3. Promotes Cartilage Regeneration
Though fragment 177-191 is primarily of interest for its lipolytic properties, the peptide is under investigation for other possible benefits. Of note, a 2015 article out of Korea revealed that fragment 177-191 may be able to potentiate the effects of hyaluronic acid injections in promoting cartilage regeneration. Studies in rabbits indicated that weekly injections of fragment 177-191 increase laboratory measures of cartilage growth and that co-administration of the peptide with hyaluronic acid (HA) produces even more substantial effects. Similarly, the study found that fragment 177-191, both alone and in combination with HA, reduces disability associated with osteoarthritis. There is hope that this may lead to advanced therapies for osteoarthritis and may even eliminate the need for surgery in certain settings.

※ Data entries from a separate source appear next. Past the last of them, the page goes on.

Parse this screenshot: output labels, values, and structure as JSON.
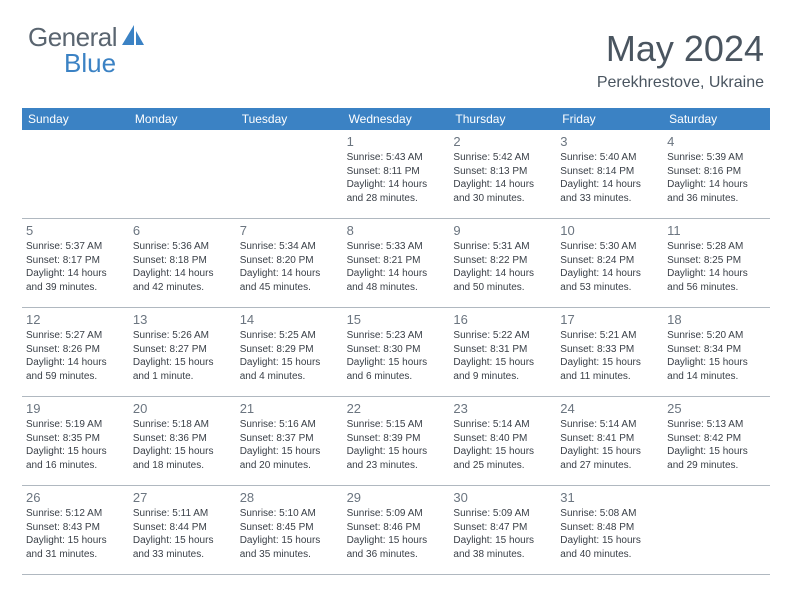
{
  "logo": {
    "text1": "General",
    "text2": "Blue",
    "text1_color": "#5a6570",
    "text2_color": "#3b82c4",
    "icon_color": "#3b82c4"
  },
  "header": {
    "month": "May 2024",
    "location": "Perekhrestove, Ukraine"
  },
  "styling": {
    "header_bg": "#3b82c4",
    "header_text": "#ffffff",
    "daynum_color": "#6b7580",
    "info_color": "#3a4048",
    "border_color": "#b0b8c0"
  },
  "dayNames": [
    "Sunday",
    "Monday",
    "Tuesday",
    "Wednesday",
    "Thursday",
    "Friday",
    "Saturday"
  ],
  "weeks": [
    [
      {
        "num": "",
        "sunrise": "",
        "sunset": "",
        "daylight": ""
      },
      {
        "num": "",
        "sunrise": "",
        "sunset": "",
        "daylight": ""
      },
      {
        "num": "",
        "sunrise": "",
        "sunset": "",
        "daylight": ""
      },
      {
        "num": "1",
        "sunrise": "Sunrise: 5:43 AM",
        "sunset": "Sunset: 8:11 PM",
        "daylight": "Daylight: 14 hours and 28 minutes."
      },
      {
        "num": "2",
        "sunrise": "Sunrise: 5:42 AM",
        "sunset": "Sunset: 8:13 PM",
        "daylight": "Daylight: 14 hours and 30 minutes."
      },
      {
        "num": "3",
        "sunrise": "Sunrise: 5:40 AM",
        "sunset": "Sunset: 8:14 PM",
        "daylight": "Daylight: 14 hours and 33 minutes."
      },
      {
        "num": "4",
        "sunrise": "Sunrise: 5:39 AM",
        "sunset": "Sunset: 8:16 PM",
        "daylight": "Daylight: 14 hours and 36 minutes."
      }
    ],
    [
      {
        "num": "5",
        "sunrise": "Sunrise: 5:37 AM",
        "sunset": "Sunset: 8:17 PM",
        "daylight": "Daylight: 14 hours and 39 minutes."
      },
      {
        "num": "6",
        "sunrise": "Sunrise: 5:36 AM",
        "sunset": "Sunset: 8:18 PM",
        "daylight": "Daylight: 14 hours and 42 minutes."
      },
      {
        "num": "7",
        "sunrise": "Sunrise: 5:34 AM",
        "sunset": "Sunset: 8:20 PM",
        "daylight": "Daylight: 14 hours and 45 minutes."
      },
      {
        "num": "8",
        "sunrise": "Sunrise: 5:33 AM",
        "sunset": "Sunset: 8:21 PM",
        "daylight": "Daylight: 14 hours and 48 minutes."
      },
      {
        "num": "9",
        "sunrise": "Sunrise: 5:31 AM",
        "sunset": "Sunset: 8:22 PM",
        "daylight": "Daylight: 14 hours and 50 minutes."
      },
      {
        "num": "10",
        "sunrise": "Sunrise: 5:30 AM",
        "sunset": "Sunset: 8:24 PM",
        "daylight": "Daylight: 14 hours and 53 minutes."
      },
      {
        "num": "11",
        "sunrise": "Sunrise: 5:28 AM",
        "sunset": "Sunset: 8:25 PM",
        "daylight": "Daylight: 14 hours and 56 minutes."
      }
    ],
    [
      {
        "num": "12",
        "sunrise": "Sunrise: 5:27 AM",
        "sunset": "Sunset: 8:26 PM",
        "daylight": "Daylight: 14 hours and 59 minutes."
      },
      {
        "num": "13",
        "sunrise": "Sunrise: 5:26 AM",
        "sunset": "Sunset: 8:27 PM",
        "daylight": "Daylight: 15 hours and 1 minute."
      },
      {
        "num": "14",
        "sunrise": "Sunrise: 5:25 AM",
        "sunset": "Sunset: 8:29 PM",
        "daylight": "Daylight: 15 hours and 4 minutes."
      },
      {
        "num": "15",
        "sunrise": "Sunrise: 5:23 AM",
        "sunset": "Sunset: 8:30 PM",
        "daylight": "Daylight: 15 hours and 6 minutes."
      },
      {
        "num": "16",
        "sunrise": "Sunrise: 5:22 AM",
        "sunset": "Sunset: 8:31 PM",
        "daylight": "Daylight: 15 hours and 9 minutes."
      },
      {
        "num": "17",
        "sunrise": "Sunrise: 5:21 AM",
        "sunset": "Sunset: 8:33 PM",
        "daylight": "Daylight: 15 hours and 11 minutes."
      },
      {
        "num": "18",
        "sunrise": "Sunrise: 5:20 AM",
        "sunset": "Sunset: 8:34 PM",
        "daylight": "Daylight: 15 hours and 14 minutes."
      }
    ],
    [
      {
        "num": "19",
        "sunrise": "Sunrise: 5:19 AM",
        "sunset": "Sunset: 8:35 PM",
        "daylight": "Daylight: 15 hours and 16 minutes."
      },
      {
        "num": "20",
        "sunrise": "Sunrise: 5:18 AM",
        "sunset": "Sunset: 8:36 PM",
        "daylight": "Daylight: 15 hours and 18 minutes."
      },
      {
        "num": "21",
        "sunrise": "Sunrise: 5:16 AM",
        "sunset": "Sunset: 8:37 PM",
        "daylight": "Daylight: 15 hours and 20 minutes."
      },
      {
        "num": "22",
        "sunrise": "Sunrise: 5:15 AM",
        "sunset": "Sunset: 8:39 PM",
        "daylight": "Daylight: 15 hours and 23 minutes."
      },
      {
        "num": "23",
        "sunrise": "Sunrise: 5:14 AM",
        "sunset": "Sunset: 8:40 PM",
        "daylight": "Daylight: 15 hours and 25 minutes."
      },
      {
        "num": "24",
        "sunrise": "Sunrise: 5:14 AM",
        "sunset": "Sunset: 8:41 PM",
        "daylight": "Daylight: 15 hours and 27 minutes."
      },
      {
        "num": "25",
        "sunrise": "Sunrise: 5:13 AM",
        "sunset": "Sunset: 8:42 PM",
        "daylight": "Daylight: 15 hours and 29 minutes."
      }
    ],
    [
      {
        "num": "26",
        "sunrise": "Sunrise: 5:12 AM",
        "sunset": "Sunset: 8:43 PM",
        "daylight": "Daylight: 15 hours and 31 minutes."
      },
      {
        "num": "27",
        "sunrise": "Sunrise: 5:11 AM",
        "sunset": "Sunset: 8:44 PM",
        "daylight": "Daylight: 15 hours and 33 minutes."
      },
      {
        "num": "28",
        "sunrise": "Sunrise: 5:10 AM",
        "sunset": "Sunset: 8:45 PM",
        "daylight": "Daylight: 15 hours and 35 minutes."
      },
      {
        "num": "29",
        "sunrise": "Sunrise: 5:09 AM",
        "sunset": "Sunset: 8:46 PM",
        "daylight": "Daylight: 15 hours and 36 minutes."
      },
      {
        "num": "30",
        "sunrise": "Sunrise: 5:09 AM",
        "sunset": "Sunset: 8:47 PM",
        "daylight": "Daylight: 15 hours and 38 minutes."
      },
      {
        "num": "31",
        "sunrise": "Sunrise: 5:08 AM",
        "sunset": "Sunset: 8:48 PM",
        "daylight": "Daylight: 15 hours and 40 minutes."
      },
      {
        "num": "",
        "sunrise": "",
        "sunset": "",
        "daylight": ""
      }
    ]
  ]
}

Fragment 177-191 Safety Studies
There is some concern that the use of hGH or its derivatives for weight control may have unwanted side effects. This concern arises from the fact that studies of hGH have shown that long-term exogenous administration, while increasing lean body mass and decreasing adipose tissue, can also cause:
- increased insulin resistance,
- diabetes,
- acromegaly,
- cancer,
- hypertension (high blood pressure), and
- edema (swelling).
In 2013, a study published in the Journal of Endocrinology and Metabolism evaluated six studies of fragment 177-191 to assess the rate and significance of negative effects associated with the peptide. The study, included only research that followed the randomized, double-blinded, placebo-controlled model of a phase IIb clinical trial in order to keep the highest possible standards of evidence. It found that IV and oral administration of Fragment 177-191, when compared to placebo, led to no changes in:
- physical findings,
- laboratory parameters,
- glucose levels,
- glucose tolerance,
- insulin sensitivity,
- IGF-1 levels, or
- rates of adverse events (e.g. headache).

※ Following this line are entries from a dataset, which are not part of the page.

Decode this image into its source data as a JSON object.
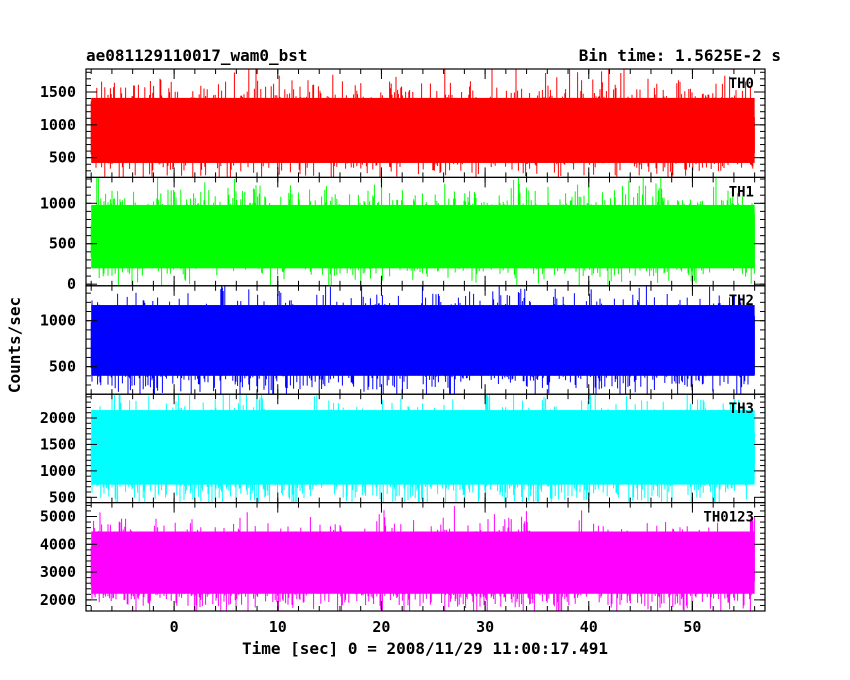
{
  "header": {
    "left_title": "ae081129110017_wam0_bst",
    "right_title": "Bin time: 1.5625E-2 s"
  },
  "chart_data": {
    "type": "line",
    "xlabel": "Time [sec] 0 = 2008/11/29 11:00:17.491",
    "ylabel": "Counts/sec",
    "xlim": [
      -8.5,
      57
    ],
    "x_data_range": [
      -8,
      56
    ],
    "x_ticks": [
      0,
      10,
      20,
      30,
      40,
      50
    ],
    "x_tick_labels": [
      "0",
      "10",
      "20",
      "30",
      "40",
      "50"
    ],
    "panels": [
      {
        "label": "TH0",
        "color": "#ff0000",
        "ylim": [
          200,
          1850
        ],
        "y_ticks": [
          500,
          1000,
          1500
        ],
        "y_tick_labels": [
          "500",
          "1000",
          "1500"
        ],
        "series": {
          "mean": 900,
          "low_envelope": 300,
          "high_envelope": 1500,
          "peak": 1850
        }
      },
      {
        "label": "TH1",
        "color": "#00ff00",
        "ylim": [
          -20,
          1320
        ],
        "y_ticks": [
          0,
          500,
          1000
        ],
        "y_tick_labels": [
          "0",
          "500",
          "1000"
        ],
        "series": {
          "mean": 580,
          "low_envelope": 100,
          "high_envelope": 1050,
          "peak": 1320
        }
      },
      {
        "label": "TH2",
        "color": "#0000ff",
        "ylim": [
          200,
          1380
        ],
        "y_ticks": [
          500,
          1000
        ],
        "y_tick_labels": [
          "500",
          "1000"
        ],
        "series": {
          "mean": 720,
          "low_envelope": 320,
          "high_envelope": 1250,
          "peak": 1380
        }
      },
      {
        "label": "TH3",
        "color": "#00ffff",
        "ylim": [
          400,
          2450
        ],
        "y_ticks": [
          500,
          1000,
          1500,
          2000
        ],
        "y_tick_labels": [
          "500",
          "1000",
          "1500",
          "2000"
        ],
        "series": {
          "mean": 1300,
          "low_envelope": 600,
          "high_envelope": 2300,
          "peak": 2450
        }
      },
      {
        "label": "TH0123",
        "color": "#ff00ff",
        "ylim": [
          1600,
          5500
        ],
        "y_ticks": [
          2000,
          3000,
          4000,
          5000
        ],
        "y_tick_labels": [
          "2000",
          "3000",
          "4000",
          "5000"
        ],
        "series": {
          "mean": 3100,
          "low_envelope": 2000,
          "high_envelope": 4700,
          "peak": 5300
        }
      }
    ]
  }
}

The results of this meta-analysis suggest that fragment 177-191 offers many of the benefits of hGH without the associated negative (and often serious) side effects. These findings further the argument for pursuing regulatory approval for use of fragment 177-191 in the clinical setting, but also offer insight into the regulation of human growth, fat deposition, and energy homeostasis. These findings make it clear that it is possible to target fat loss without affecting energy homeostasis in other nutrient pathways, opening the door for a deeper exploration of human energy regulation and methods of manipulating it.

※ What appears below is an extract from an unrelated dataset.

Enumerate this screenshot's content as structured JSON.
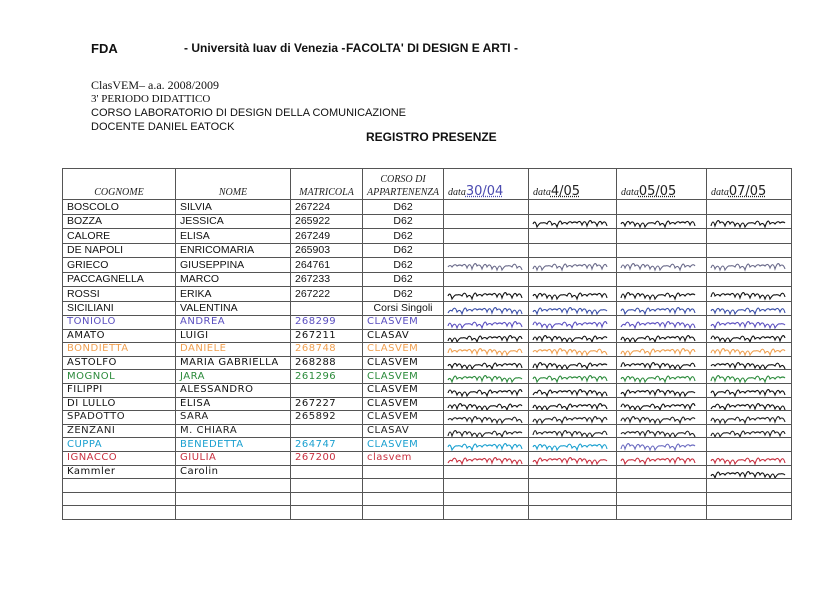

It is worth noting that while hGH has anabolic effects on muscle, fragment 177-191 was specifically selected for its ability to avoid anabolism entirely. This is critical to ensuring that the peptide has targeted lipolytic effects and does not produce acromegaly or any of the other conditions associated with hGH administration. Studies in mice reveal that fragment 177-191 does not increase cell proliferation).
Fragment 177-191 Future Research
The primary area of research for fragment 177-191 is in weight loss and lipolysis where significant effort is being expended to learn how the peptide can be used to understand fat metabolism and energy homeostasis. The most active secondary area of research is in connective tissue regeneration, particularly cartilage repair.